President Nicolas Sarkozy flew over flooded western regions yesterday and visited the town of L'Aiguillon-sur-Mer where 25 people died, including many trapped inside their homes when a sea wall collapsed under hurricane force winds and waves.

"We have to find out how families in France in the 21st-century can be surprised in their sleep and drowned in their own houses," Mr Sarkozy said at a meeting of local officials. "We have to shed light as urgently as possible on this unacceptable and incomprehensible drama."

Mr Sarkozy did not comment on criticisms of France's sea defences. But Philippe de Villiers, the head of the government for the western Vendèe region, said sea walls needed to be upgraded urgently.

"The sea wall that broke dates back to the Napoleon era. Either we build (new) sea walls, in which case they need to be taller, or we have to build further inland," he told France-Info radio station.

More than 9,000 firefighters searched homes for missing people after storm Xynthia pummelled France early on Sunday. Fifteen people were killed elsewhere in Europe.

Lt. Col. Patrick Vailli, spokesman for France's emergency services, said that nine people were still missing. Interior minister, Brice Hortefeux, said that hundreds of people were injured.

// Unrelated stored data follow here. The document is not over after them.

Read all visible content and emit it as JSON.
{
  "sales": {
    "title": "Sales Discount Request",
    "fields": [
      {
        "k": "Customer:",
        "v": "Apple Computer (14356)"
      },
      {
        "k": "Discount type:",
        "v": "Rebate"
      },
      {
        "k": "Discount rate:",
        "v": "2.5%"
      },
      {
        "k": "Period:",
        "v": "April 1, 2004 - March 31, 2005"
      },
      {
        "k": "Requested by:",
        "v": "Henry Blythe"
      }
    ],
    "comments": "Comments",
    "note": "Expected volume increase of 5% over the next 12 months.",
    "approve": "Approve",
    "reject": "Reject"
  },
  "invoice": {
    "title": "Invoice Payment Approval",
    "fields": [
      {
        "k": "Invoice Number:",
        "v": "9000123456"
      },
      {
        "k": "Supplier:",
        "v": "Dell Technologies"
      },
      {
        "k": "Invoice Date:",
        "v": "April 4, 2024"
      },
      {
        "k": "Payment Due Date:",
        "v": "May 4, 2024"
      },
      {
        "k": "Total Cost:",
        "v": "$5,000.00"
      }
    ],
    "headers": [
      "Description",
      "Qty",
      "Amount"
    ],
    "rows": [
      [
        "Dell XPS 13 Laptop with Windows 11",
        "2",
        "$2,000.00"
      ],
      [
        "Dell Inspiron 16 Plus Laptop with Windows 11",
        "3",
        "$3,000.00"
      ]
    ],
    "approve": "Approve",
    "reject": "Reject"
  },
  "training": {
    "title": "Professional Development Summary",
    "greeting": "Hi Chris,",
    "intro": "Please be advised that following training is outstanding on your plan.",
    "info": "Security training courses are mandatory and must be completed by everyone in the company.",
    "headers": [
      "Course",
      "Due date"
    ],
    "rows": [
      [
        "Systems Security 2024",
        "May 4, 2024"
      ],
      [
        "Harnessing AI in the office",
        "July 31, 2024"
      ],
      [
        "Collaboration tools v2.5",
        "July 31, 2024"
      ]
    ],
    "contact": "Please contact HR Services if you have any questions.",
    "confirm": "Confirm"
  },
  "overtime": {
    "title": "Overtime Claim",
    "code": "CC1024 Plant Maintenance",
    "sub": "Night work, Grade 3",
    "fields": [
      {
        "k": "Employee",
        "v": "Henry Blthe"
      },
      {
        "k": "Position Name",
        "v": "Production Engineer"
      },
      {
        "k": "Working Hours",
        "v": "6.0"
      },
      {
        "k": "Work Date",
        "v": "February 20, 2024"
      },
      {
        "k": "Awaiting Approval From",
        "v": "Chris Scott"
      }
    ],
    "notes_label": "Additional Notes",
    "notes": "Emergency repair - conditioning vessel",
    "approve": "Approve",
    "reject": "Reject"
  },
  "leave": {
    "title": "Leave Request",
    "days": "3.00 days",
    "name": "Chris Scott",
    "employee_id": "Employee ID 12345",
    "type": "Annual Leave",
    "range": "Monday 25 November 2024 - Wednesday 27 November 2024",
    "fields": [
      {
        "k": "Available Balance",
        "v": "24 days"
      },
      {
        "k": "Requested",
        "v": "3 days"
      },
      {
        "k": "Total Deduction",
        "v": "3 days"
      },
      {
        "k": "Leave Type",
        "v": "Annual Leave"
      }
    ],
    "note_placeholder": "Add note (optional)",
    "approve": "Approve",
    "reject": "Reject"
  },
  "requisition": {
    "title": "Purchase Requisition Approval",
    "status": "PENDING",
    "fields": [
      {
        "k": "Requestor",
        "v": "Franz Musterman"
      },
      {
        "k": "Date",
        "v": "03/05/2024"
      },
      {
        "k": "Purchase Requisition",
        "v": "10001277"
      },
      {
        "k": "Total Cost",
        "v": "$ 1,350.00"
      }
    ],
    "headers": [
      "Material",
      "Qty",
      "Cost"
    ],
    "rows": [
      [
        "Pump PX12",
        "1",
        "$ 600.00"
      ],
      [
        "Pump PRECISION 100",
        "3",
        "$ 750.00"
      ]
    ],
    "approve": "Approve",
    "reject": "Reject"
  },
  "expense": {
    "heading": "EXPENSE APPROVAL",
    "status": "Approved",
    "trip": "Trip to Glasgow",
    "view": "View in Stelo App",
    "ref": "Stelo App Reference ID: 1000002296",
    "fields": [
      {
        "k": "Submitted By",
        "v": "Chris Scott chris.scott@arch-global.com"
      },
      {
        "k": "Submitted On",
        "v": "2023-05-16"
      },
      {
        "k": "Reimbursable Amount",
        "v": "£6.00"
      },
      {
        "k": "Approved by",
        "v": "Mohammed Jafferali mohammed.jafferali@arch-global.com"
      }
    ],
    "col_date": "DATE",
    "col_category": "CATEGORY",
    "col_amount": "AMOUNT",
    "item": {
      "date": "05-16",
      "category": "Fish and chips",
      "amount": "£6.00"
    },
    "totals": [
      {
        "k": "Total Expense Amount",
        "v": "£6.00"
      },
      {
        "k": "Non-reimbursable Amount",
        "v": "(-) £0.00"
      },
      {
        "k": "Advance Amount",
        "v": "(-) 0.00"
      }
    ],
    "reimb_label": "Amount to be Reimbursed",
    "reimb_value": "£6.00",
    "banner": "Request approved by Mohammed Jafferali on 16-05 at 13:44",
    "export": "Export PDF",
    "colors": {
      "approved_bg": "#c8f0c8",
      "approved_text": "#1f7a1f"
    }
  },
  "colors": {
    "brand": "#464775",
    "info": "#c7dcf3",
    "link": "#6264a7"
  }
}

As rescue teams waded through floodwaters and rowed boats through flooded streets searching for people trapped in their homes, regional authorities warned that a combination of high winds and tides continued to pose a flood risk in the western Charente-Maritime region. Hundreds of families were sleeping in temporary shelters at schools and dance halls.

Georges Van Parys, 72, who rescued his disabled wife from their flooded home, said yesterday that the couple waited for six hours to be rescued from the roof of their car.

"I was in my underpants, my wife in her nightdress. We don't have any money or papers," he said.

The storm has exposed flaws in France's regional housing planning in flood-prone areas, where more than 10,000 homes have been built over the last decade. Secretary of State for Ecology, Chantal Jouanno, said: "There are regions where we absolutely cannot build. People must not build behind flood levees."

Mr Sarkozy said he was making €3m (£2.7m) of emergency funding available for victims. In the Charente-Maritime region, officials estimated that the cost of reparations from the storm would total €135m.

At least five people were killed in Germany, according to police, as the fierce gale swept the country late Sunday, mainly from falling trees. A two-year-old boy died in Frankfurt when he was blown into a river by a fierce gust of wind.

As the storm passed through Belgium leaving a trail of devastation in its wake, a man in his sixties was killed by a falling tree. In Portugal's Azores islands, a flash flood swept a school bus off a road. The driver and one child are missing on Sao Miguel, one of the archipelago's nine islands.

On the mainland, a 10-year-old boy was killed by a falling branch. In Barcelona, four children were killed when winds reaching almost 100 miles an hour brought down a sports stadium.